Research update! Anthropogenic noise and cardinals on the Preserve

A hearty congratulations are in order for Preserve Research Associate, Shawn Smith! Shawn is a PhD candidate at George Mason University’s environmental science and policy program, and recently won best student speed talk for his presentation for the Virginia chapter of The Wildlife Society. We are so proud of Shawn and the important work he is conducting, some of which happened right here at the Preserve.

Shawn receiving his award at the VA-TWS meeting!

His research takes a look at how anthropogenic (or human-created) noise affects communication in songbirds. While his analysis is still ongoing, he let us know that he has found evidence that birds like the Northern Cardinal are committing more “communication errors” in areas with higher levels of noise. As Shawn explained, “They don’t always hear or respond to calls when they are expected to, and sometimes they commit false alarms. This equates to us picking up our phone when it isn’t ringing or believing we heard a knock at the door when there wasn’t anyone knocking.”

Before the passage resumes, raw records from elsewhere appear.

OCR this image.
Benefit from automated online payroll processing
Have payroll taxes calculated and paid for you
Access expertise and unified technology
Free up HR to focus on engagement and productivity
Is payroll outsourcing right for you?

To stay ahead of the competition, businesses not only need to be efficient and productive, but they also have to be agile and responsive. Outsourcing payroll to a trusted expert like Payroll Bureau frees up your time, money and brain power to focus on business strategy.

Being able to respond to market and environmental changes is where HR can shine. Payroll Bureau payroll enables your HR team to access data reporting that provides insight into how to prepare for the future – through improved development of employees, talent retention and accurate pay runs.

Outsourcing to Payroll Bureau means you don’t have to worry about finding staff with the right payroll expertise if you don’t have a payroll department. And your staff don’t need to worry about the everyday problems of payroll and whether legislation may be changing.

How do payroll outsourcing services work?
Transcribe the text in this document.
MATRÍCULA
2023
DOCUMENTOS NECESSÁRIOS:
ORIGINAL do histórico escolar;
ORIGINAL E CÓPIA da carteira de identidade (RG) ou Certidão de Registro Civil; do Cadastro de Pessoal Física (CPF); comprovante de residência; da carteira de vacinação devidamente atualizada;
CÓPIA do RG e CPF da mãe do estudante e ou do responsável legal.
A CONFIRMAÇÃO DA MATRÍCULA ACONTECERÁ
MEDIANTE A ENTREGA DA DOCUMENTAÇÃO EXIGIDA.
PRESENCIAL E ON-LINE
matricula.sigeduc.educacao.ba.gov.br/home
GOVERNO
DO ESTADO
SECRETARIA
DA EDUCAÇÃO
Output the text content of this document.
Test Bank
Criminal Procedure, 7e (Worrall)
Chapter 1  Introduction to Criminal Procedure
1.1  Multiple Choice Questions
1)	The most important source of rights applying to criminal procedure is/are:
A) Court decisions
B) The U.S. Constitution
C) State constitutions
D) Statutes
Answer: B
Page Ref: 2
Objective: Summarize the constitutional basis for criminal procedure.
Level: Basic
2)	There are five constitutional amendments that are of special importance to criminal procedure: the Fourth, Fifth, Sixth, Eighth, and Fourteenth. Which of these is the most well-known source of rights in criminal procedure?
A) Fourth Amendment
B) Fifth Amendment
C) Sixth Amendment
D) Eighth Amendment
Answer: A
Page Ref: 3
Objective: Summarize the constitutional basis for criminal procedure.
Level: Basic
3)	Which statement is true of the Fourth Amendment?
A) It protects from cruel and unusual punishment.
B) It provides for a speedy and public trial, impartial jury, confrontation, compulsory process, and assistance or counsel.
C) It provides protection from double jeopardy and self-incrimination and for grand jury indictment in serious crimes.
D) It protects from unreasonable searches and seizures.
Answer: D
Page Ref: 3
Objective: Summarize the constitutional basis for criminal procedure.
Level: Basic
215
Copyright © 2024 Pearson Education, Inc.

This is the first experimental study of its kind and will have important conservation implications. Birds like the cardinal rely heavily on acoustic signaling for mate attraction, predator avoidance, and more. By demonstrating in the field that human noise (like from traffic on 66!) affects their success in this, Shawn is laying critical groundwork for further study and conservation practices.

Congratulations to Shawn on his recent award, and a huge thank you for his hard work and dedication to bird conservation!